A Sample of Software Engineering Research Opportunities at YouTube
George Necula Google Wednesday, October 3, 2018 @ 10:30 am BC 410 Hosted by: Prof. George Candea
Abstract
The implementation and evolution of a system with YouTube’s scale and complexity generates many interesting technical challenges. In this talk, I will survey a number of topics that I have encountered in my 3 years working as a software engineer in the YouTube data processing organization. I will focus on highlighting research opportunities, rather than communicating research results.
For example, Google uses a single integrated code repository with over 2 billion lines of code and a distributed build system, encouraging developers to re-use code from anywhere in Google. In such an environment, how do we need to change traditional software build tools, such as compilers and linkers to keep the edit-build-test cycle short?

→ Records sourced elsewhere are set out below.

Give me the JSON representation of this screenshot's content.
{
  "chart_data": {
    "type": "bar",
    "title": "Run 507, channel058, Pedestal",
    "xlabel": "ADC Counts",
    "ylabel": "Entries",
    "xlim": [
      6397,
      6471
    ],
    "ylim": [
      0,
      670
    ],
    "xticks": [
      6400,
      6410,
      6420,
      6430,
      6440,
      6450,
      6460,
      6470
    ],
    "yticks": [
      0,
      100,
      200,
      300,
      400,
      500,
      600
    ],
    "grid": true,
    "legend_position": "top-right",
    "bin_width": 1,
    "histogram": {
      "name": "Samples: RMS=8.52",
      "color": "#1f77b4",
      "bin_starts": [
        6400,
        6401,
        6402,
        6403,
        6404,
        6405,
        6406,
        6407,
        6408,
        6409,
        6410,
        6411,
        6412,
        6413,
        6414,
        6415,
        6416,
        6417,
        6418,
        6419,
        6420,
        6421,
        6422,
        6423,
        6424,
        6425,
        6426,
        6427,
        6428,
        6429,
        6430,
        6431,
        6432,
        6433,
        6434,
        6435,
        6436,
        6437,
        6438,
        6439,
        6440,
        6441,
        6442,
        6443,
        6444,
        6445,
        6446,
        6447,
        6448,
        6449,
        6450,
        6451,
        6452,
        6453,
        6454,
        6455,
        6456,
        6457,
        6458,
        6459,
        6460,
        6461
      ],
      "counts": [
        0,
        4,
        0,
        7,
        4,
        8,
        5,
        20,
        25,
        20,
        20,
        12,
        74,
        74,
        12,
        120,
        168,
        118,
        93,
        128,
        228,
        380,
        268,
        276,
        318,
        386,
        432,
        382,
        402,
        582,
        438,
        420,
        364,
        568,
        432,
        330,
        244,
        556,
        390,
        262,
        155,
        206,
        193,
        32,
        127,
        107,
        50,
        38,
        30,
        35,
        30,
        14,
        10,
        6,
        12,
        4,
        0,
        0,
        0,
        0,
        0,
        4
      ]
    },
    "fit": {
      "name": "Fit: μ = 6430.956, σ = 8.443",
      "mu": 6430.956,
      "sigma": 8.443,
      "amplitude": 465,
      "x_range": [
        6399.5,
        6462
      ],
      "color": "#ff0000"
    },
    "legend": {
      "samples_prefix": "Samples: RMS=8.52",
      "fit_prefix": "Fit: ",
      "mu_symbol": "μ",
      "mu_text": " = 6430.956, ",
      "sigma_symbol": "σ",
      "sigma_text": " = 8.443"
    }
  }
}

As another example, at YouTube all changes are monitored to prevent unexpected regressions in the user experience. For this purpose, we construct a data structure that describes the user journey, and we compute a large number of metrics by traversing this data structure. If we code these metrics in a general-purpose language we have plenty of expressiveness, but we sacrifice analyzability and debugability. For example, we want to make it easy to explain the value of a metric computation for one journey, and even to explain what causes the aggregate change of a metric over a group of journeys. Many of these metrics have similar computations; we want to be able to optimize their execution by re-using sub-computations. Could these benefits, and others, be achieved with a domain-specific language for metrics?
Biography
George Necula is an engineer at Google, formerly a professor at U.C. Berkeley. His research interests are in programming languages and software engineering, with a particular focus on software verification and formal methods. His work on proof-carrying code earned the SIGPLAN Most Influential POPL Paper Award. He has developed open-source analysis, verification, and transformation tools for C, including the C Intermediate Language (CIL), CCured, and Deputy. He developed the Extensible Shape Analysis (XISA) and Random Interpretation techniques. George is a Fellow of the Alfred P. Sloan Foundation and a recipient of the Grace Murray Hopper Award and the ACM SIGOPS Hall of Fame Award.